Why Reactive: Reaktive Architekturen und ihre Geschichte

Seite 6: Ausblick und Fazit

Inhaltsverzeichnis

Es gibt nicht „die eine reaktive Architektur“: Jeder der betrachten Architekturstile erfüllt mehr oder weniger gut die Anforderungen aus dem Reactive Manifesto. Somit ist auch eine Cloud-native Architektur reaktiv. Aus der historischen Entwicklung der Architekturstile heraus lässt sich ein interessanter Trend ableiten: Die Anforderungen an Elastizität, Resilienz und Antwortbereitschaft der Anwendungen steigen stetig. Das zwingt die heutigen und zukünftigen Softwarearchitekten, das Potenzial von der Server- bis zur Netzwerkebene besser auszunutzen. Beispielsweise muss der Einsatz von Threads stetig effizienter werden, um die Parallelisierung weiter zu steigern. Um das Potenzial besser ausnutzen zu können, müssen die Dinge offensichtlich immer kleinteiliger werden. Vom Server zu Containern, vom Monolith zu den Microservices, vom Prozess zu den Threads. Diese Entwicklung führt zu zunehmend komplexeren Architekturen.

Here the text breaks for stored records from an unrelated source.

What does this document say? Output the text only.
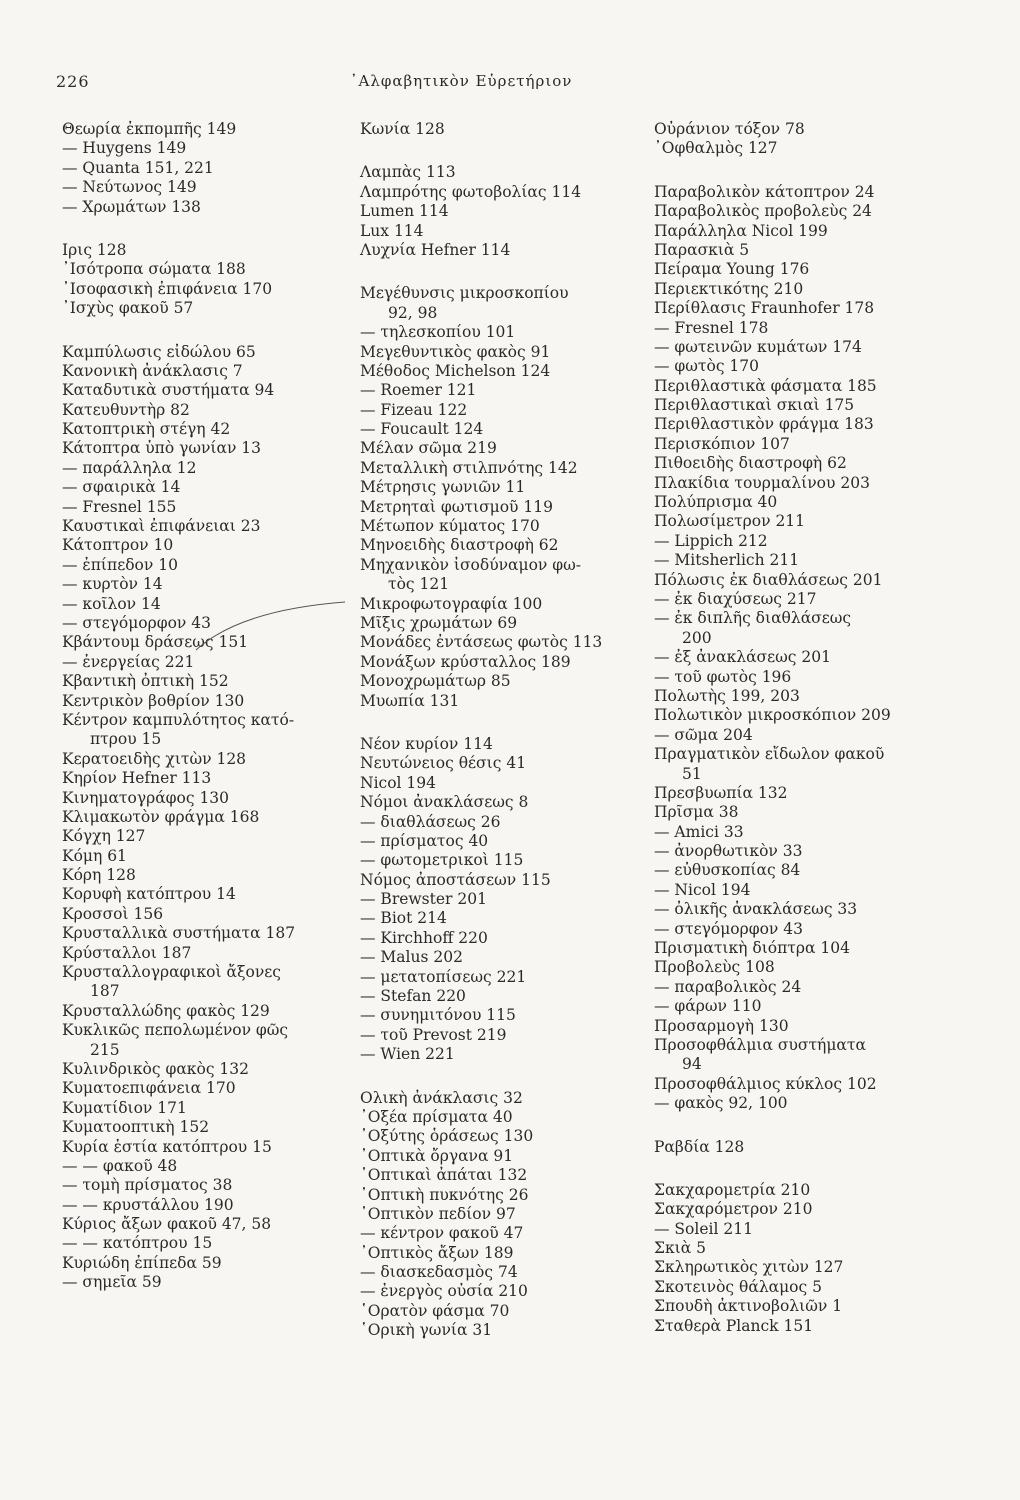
226	᾿Αλφαβητικὸν Εὑρετήριον
Θεωρία ἐκπομπῆς 149
— Huygens 149
— Quanta 151, 221
— Νεύτωνος 149
— Χρωμάτων 138
Ιρις 128
᾿Ισότροπα σώματα 188
᾿Ισοφασικὴ ἐπιφάνεια 170
᾿Ισχὺς φακοῦ 57
Καμπύλωσις εἰδώλου 65
Κανονικὴ ἀνάκλασις 7
Καταδυτικὰ συστήματα 94
Κατευθυντὴρ 82
Κατοπτρικὴ στέγη 42
Κάτοπτρα ὑπὸ γωνίαν 13
— παράλληλα 12
— σφαιρικὰ 14
— Fresnel 155
Καυστικαὶ ἐπιφάνειαι 23
Κάτοπτρον 10
— ἐπίπεδον 10
— κυρτὸν 14
— κοῖλον 14
— στεγόμορφον 43
Κβάντουμ δράσεως 151
— ἐνεργείας 221
Κβαντικὴ ὀπτικὴ 152
Κεντρικὸν βοθρίον 130
Κέντρον καμπυλότητος κατό-
πτρου 15
Κερατοειδὴς χιτὼν 128
Κηρίον Hefner 113
Κινηματογράφος 130
Κλιμακωτὸν φράγμα 168
Κόγχη 127
Κόμη 61
Κόρη 128
Κορυφὴ κατόπτρου 14
Κροσσοὶ 156
Κρυσταλλικὰ συστήματα 187
Κρύσταλλοι 187
Κρυσταλλογραφικοὶ ἄξονες
187
Κρυσταλλώδης φακὸς 129
Κυκλικῶς πεπολωμένον φῶς
215
Κυλινδρικὸς φακὸς 132
Κυματοεπιφάνεια 170
Κυματίδιον 171
Κυματοοπτικὴ 152
Κυρία ἑστία κατόπτρου 15
— — φακοῦ 48
— τομὴ πρίσματος 38
— — κρυστάλλου 190
Κύριος ἄξων φακοῦ 47, 58
— — κατόπτρου 15
Κυριώδη ἐπίπεδα 59
— σημεῖα 59
Κωνία 128
Λαμπὰς 113
Λαμπρότης φωτοβολίας 114
Lumen 114
Lux 114
Λυχνία Hefner 114
Μεγέθυνσις μικροσκοπίου
92, 98
— τηλεσκοπίου 101
Μεγεθυντικὸς φακὸς 91
Μέθοδος Michelson 124
— Roemer 121
— Fizeau 122
— Foucault 124
Μέλαν σῶμα 219
Μεταλλικὴ στιλπνότης 142
Μέτρησις γωνιῶν 11
Μετρηταὶ φωτισμοῦ 119
Μέτωπον κύματος 170
Μηνοειδὴς διαστροφὴ 62
Μηχανικὸν ἰσοδύναμον φω-
τὸς 121
Μικροφωτογραφία 100
Μῖξις χρωμάτων 69
Μονάδες ἐντάσεως φωτὸς 113
Μονάξων κρύσταλλος 189
Μονοχρωμάτωρ 85
Μυωπία 131
Νέον κυρίον 114
Νευτώνειος θέσις 41
Nicol 194
Νόμοι ἀνακλάσεως 8
— διαθλάσεως 26
— πρίσματος 40
— φωτομετρικοὶ 115
Νόμος ἀποστάσεων 115
— Brewster 201
— Biot 214
— Kirchhoff 220
— Malus 202
— μετατοπίσεως 221
— Stefan 220
— συνημιτόνου 115
— τοῦ Prevost 219
— Wien 221
Ολικὴ ἀνάκλασις 32
᾿Οξέα πρίσματα 40
᾿Οξύτης ὁράσεως 130
᾿Οπτικὰ ὄργανα 91
᾿Οπτικαὶ ἀπάται 132
᾿Οπτικὴ πυκνότης 26
᾿Οπτικὸν πεδίον 97
— κέντρον φακοῦ 47
᾿Οπτικὸς ἄξων 189
— διασκεδασμὸς 74
— ἐνεργὸς οὐσία 210
῾Ορατὸν φάσμα 70
῾Ορικὴ γωνία 31
Οὐράνιον τόξον 78
᾿Οφθαλμὸς 127
Παραβολικὸν κάτοπτρον 24
Παραβολικὸς προβολεὺς 24
Παράλληλα Nicol 199
Παρασκιὰ 5
Πείραμα Young 176
Περιεκτικότης 210
Περίθλασις Fraunhofer 178
— Fresnel 178
— φωτεινῶν κυμάτων 174
— φωτὸς 170
Περιθλαστικὰ φάσματα 185
Περιθλαστικαὶ σκιαὶ 175
Περιθλαστικὸν φράγμα 183
Περισκόπιον 107
Πιθοειδὴς διαστροφὴ 62
Πλακίδια τουρμαλίνου 203
Πολύπρισμα 40
Πολωσίμετρον 211
— Lippich 212
— Mitsherlich 211
Πόλωσις ἐκ διαθλάσεως 201
— ἐκ διαχύσεως 217
— ἐκ διπλῆς διαθλάσεως
200
— ἐξ ἀνακλάσεως 201
— τοῦ φωτὸς 196
Πολωτὴς 199, 203
Πολωτικὸν μικροσκόπιον 209
— σῶμα 204
Πραγματικὸν εἴδωλον φακοῦ
51
Πρεσβυωπία 132
Πρῖσμα 38
— Amici 33
— ἀνορθωτικὸν 33
— εὐθυσκοπίας 84
— Nicol 194
— ὀλικῆς ἀνακλάσεως 33
— στεγόμορφον 43
Πρισματικὴ διόπτρα 104
Προβολεὺς 108
— παραβολικὸς 24
— φάρων 110
Προσαρμογὴ 130
Προσοφθάλμια συστήματα
94
Προσοφθάλμιος κύκλος 102
— φακὸς 92, 100
Ραβδία 128
Σακχαρομετρία 210
Σακχαρόμετρον 210
— Soleil 211
Σκιὰ 5
Σκληρωτικὸς χιτὼν 127
Σκοτεινὸς θάλαμος 5
Σπουδὴ ἀκτινοβολιῶν 1
Σταθερὰ Planck 151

Die Anwendungsfälle für reaktive Architekturen nehmen zu. Beispielsweise müssen Automobilhersteller ihre Autos vor Cyberangriffen schützen. Dazu senden die Autos alle möglichen Anomalien an einen Server, der diese dann auswertet, mögliche Angriffe identifiziert und die Fahrer warnt. Das ist nur mit reaktiven Architekturen möglich. Da IoT-, Big-Data-, Media-Streaming- und Webanwendungen wachsen, werden die reaktiven Anwendungsfälle in allen Branchen weiter zunehmen.

Das ist auch an der Entwicklung von Programmiersprachen, Frameworks und Middleware-Produkten zu erkennen: Sprachen wie JavaScript, die reaktive Modelle wie die asynchrone und funktionale Programmierung unterstützen, setzen sich stärker durch. Programmiersprachen wie Java nehmen die neuen Programmiermodelle in ihren Sprachumfang auf. Spring Project Reactor, Akka oder Vert.x sind Frameworks, die die Aspekte der reaktiven Programmierung unterstützen und heute zunehmend häufiger anzutreffen sind. Alle bekannten Middleware-Produkte für Datenbanken und Message-Broker bieten bereits reaktive Treiber an. Die Entwicklung reaktiver Systeme erfordert allerdings neue Kompetenzen in vielen Disziplinen der Software-Entwicklung.

Michael Schäfer

ist Principal IT Consultant bei msg. Sein Themenbereich sind Systems of Engagement, sowohl deren technische Umsetzung als auch ihre marktwirtschaftliche Relevanz. Zudem ist er in der Welt von Java und dem Spring-Ökosystem zu Hause.

[1] Geoffrey Moore; System of Engagement and the Future of Enterprise IT; Whitepaper, 2011

[2] Mark Weiser; The Computer for the 21st Century, The Scientific American 9, 1991. Onlineversion: https://ics.uci.edu/~corps/phaseii/Weiser-Computer21stCentury-SciAm.pdf

Update-Hinweis der Redaktion [13.01.2021]:
In der ersten Version des Artikels wurde das Reactive Manifesto den Unternehmen Netflix, Pivotal und Red Hat zugeschrieben. Einige in Reactive Streams involvierte Entwickler haben zwar durchaus diesen Firmenhintergrund, das Manifest stammt jedoch ursprünglich aus dem Scala-Umfeld und der Feder von vier Autoren: Jonas Bonér (Erfinder der Akka-Bibliothek und CTO des Scala-Unternehmens Typesafe), Dave Farley, Roland Kuhn und Martin Thompson.